Les collectionneurs, décidément, constituent une drôle de race. Passionnés, compulsifs, obsédés par leur passion, ils sont prêts à tout pour l’assouvir. On les rencontre dans les lieux les plus insolites, au fond de dépôts immondes, dans des vide- greniers, sur des marchés improvisés, ou dans les ventes les plus huppées et les galeries les plus courues. Mais, en général, ils sont monomaniaques, et leur quête porte sur un ou une famille d’objets.

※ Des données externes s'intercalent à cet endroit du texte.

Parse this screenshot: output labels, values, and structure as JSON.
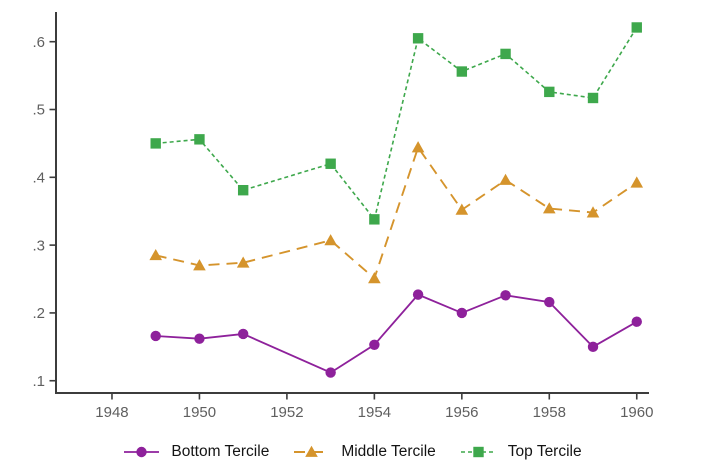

On croyait connaître le sujet de la passion de Samir Sellami, ce collectionneur de céramiques éclairé qui lutte depuis des années pour offrir à son pays « le » musée de céramiques qu’il mérite. On le savait dépositaire d’une magnifique collection couvrant l’histoire millénaire de la terre cuite, collection scientifiquement étudiée, répertoriée, classée, et, bien sûr, prête à être exposée, sitôt que les dieux, leurs saints et les augures réunis le lui permettront.

Voilà que l’on découvre que Samir Sellami est également un collectionneur avisé de cartes postales anciennes, et qu’il publie une collection de livres sur des villes, illustrés « à la carte ».Il avait, certes, publié, il y a quelque temps, un ouvrage « Sfax à la carte ». Mais on s’était dit que c’était là l’hommage respectueux d’un Sfaxien à sa ville. Le voilà qui récidive avec un très beau « Djerba à la carte », et qu’il nous annonce un prochain « Tunis à la carte.» Tant et si bien d’ailleurs, qu’il a créé sa propre maison d’édition pour cette collection.L’ouvrage, paru à l’occasion du congrès de la francophonie, constitue une délicate et désuète promenade dans un Djerba inconnu. Celui où il n’y avait pas encore de clubs de vacances, d’hôtels géants qui ont fini par dépasser les palmiers, ni de béton ni de parcs d’animation. C’est le Djerba d’une vie simple et tranquille, celui qui a séduit Ulysse et Flaubert, le Djerba des pêcheurs et des artisans, celui que découvraient des voyageurs qui n’étaient pas encore des touristes. A travers ces images d’un temps passé, trois chercheurs évoquent les temps passés et présents :

Moncef Barbou décrit les paysages et les habitations, ainsi que l’évolution de l’organisation de l’espace djerbien à travers les époques. Véronique Prévost évoque l’heureuse cohabitation des musulmans, juifs et chrétiens. Sami Ben Thar, quant à lui, relate l’histoire générale de l’île, celle de son architecture coloniale, raconte la vie d’antan des souks et des marchés, décrit son artisanat créatif, et ses techniques de pêche si particulières. C’est un Djerba au cœur que nous offre Samir Sellami, et nous l’en remercions.